Rationale: Agents will become a recognized part of your workforce from 2027 on. The way they learn, understand context, and complete their work will depend on having access to the same resources that a human does. MCP is the way to achieve that. The sooner you build experience, the better. - Invest in a learning and development program for the role of solution architect. Then, move your first class through the curriculum to upskill some technical architects, data architects, analysts, and other roles.
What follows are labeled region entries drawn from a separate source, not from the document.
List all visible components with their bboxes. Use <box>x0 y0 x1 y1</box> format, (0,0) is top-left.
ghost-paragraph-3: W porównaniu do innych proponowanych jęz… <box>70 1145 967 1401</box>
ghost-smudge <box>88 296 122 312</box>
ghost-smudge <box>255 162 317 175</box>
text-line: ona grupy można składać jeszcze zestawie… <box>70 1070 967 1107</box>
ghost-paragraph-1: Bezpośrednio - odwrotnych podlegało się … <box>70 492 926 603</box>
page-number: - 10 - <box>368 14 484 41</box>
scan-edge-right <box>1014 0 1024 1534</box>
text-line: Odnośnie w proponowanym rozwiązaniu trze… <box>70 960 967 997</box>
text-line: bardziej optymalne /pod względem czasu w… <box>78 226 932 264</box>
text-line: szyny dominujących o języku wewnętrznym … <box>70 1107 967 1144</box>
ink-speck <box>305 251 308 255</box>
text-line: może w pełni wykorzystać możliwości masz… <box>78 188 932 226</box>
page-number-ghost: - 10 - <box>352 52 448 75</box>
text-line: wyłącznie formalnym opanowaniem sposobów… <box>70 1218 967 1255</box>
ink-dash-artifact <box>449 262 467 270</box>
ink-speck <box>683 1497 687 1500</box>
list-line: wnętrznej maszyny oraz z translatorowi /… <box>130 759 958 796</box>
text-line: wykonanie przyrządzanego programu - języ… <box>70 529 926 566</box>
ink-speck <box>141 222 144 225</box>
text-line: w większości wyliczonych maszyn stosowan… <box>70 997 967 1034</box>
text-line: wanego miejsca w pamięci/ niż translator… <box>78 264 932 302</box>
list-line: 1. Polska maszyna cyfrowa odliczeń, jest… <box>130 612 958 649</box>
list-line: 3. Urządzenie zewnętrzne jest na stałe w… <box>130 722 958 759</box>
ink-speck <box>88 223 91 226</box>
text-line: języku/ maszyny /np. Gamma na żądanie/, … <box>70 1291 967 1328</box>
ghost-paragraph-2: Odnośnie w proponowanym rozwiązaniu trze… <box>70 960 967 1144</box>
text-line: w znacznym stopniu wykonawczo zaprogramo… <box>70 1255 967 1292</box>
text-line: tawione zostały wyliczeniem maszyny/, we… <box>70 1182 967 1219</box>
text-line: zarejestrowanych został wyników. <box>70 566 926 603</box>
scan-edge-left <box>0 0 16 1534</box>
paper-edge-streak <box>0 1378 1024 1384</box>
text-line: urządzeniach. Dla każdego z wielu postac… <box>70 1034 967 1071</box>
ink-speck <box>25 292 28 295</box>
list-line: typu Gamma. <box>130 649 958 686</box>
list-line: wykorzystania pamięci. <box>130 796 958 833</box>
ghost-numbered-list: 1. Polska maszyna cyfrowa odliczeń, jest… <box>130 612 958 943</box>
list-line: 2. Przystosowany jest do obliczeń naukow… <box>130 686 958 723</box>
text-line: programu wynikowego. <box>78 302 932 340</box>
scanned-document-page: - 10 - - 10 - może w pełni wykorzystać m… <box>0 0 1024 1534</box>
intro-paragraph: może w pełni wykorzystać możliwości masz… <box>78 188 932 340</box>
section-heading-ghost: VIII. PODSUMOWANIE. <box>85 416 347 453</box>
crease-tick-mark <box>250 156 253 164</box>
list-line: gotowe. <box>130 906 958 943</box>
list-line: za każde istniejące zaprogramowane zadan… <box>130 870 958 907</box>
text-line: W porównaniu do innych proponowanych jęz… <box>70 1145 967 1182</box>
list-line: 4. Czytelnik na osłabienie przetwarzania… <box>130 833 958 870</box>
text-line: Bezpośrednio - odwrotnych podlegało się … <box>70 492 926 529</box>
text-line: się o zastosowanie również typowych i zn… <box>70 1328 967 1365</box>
Rationale: The most important skills in the future will be related to providing AI with clear requirements, goals, assumptions, in/out of scope, measurements, validation strategies, etc. Think of it as prompt engineering, but at an enterprise level of sophistication. These skills most closely match the role of a solution architect. It’s a shift in emphasis from low-level implementation details to expertise in communicating based on a deep understanding of processes, risk, policies, and other related dependencies. The goal for 2026 should be to establish this role and socialize the knowledge that it will be critical for the design and deployment of AI in the future. - Invest in metadata harvesting and curating good data lineage.
Rationale: Agentic AI with artificial general intelligence (AGI) requires being trained on enterprise-specific knowledge. For data leaders, that knowledge and context is the metadata of all data assets and how they are related. The stronger and more accurate the metadata corpus, the greater the impact AI can have on the organization. - Double down on master data programs and reference data.
Rationale: Agentic AI will be exposing the nasty underbelly of misaligned and conflicting data faster than ever before. 2026 would be a good time to put this house in order or close up any gaps. - Double down on writing good polices, risks, and controls expressed as rules.
Rationale: The key to agentic AI working well will be the instructions and guidelines it’s given. These should already exist in the form of policies, risks, and controls; however, they are likely not complete or specific enough for AI. 2026 would be a good time to revisit them and learn how to write them with a high level of precision. - Identify and plan a target opportunity in 2027 for swapping human engineers for agents. This involves identifying a step or steps in a process that would yield good results by giving Agentic AI responsibility for its maintenance.
Rationale: Eventually, most technical processes will be maintained by AI agents. 2027 will be a good year to begin moving through that reengineering by cherry picking high-value/low-risk opportunities.
Closing Thoughts
Some will argue that these recommendations are not aggressive enough, while others will contend that they are too aggressive. Obviously, ‘mileage will vary’ and each leader must determine where they stand on the adoption curve and what the business and industry they are in demands.
I’ve not said anything about the use of AI capabilities released as part of applications and tools that are already in use. That is a tricky topic. I believe each must be evaluated on a case-by-case basis. I’ve seen some truly amazing add-on capabilities, as well as some very poor ones, which appear to be a rush to market. The most significant risk is that you realize in mid-2026 that you have a portfolio of widely overlapping AI capabilities that are a drag on the budget and are creating more maintenance overhead than they are helping to offset.
Will we see more seismic announcements before the end of calendar 2025 that change my recommendations? I’ll give you a solid, maybe. However, the list above is quite comprehensive and charts a strategic course to align existing technology, roles, and skills, as well as strengthen data management practices, which will form a solid foundation for 2027.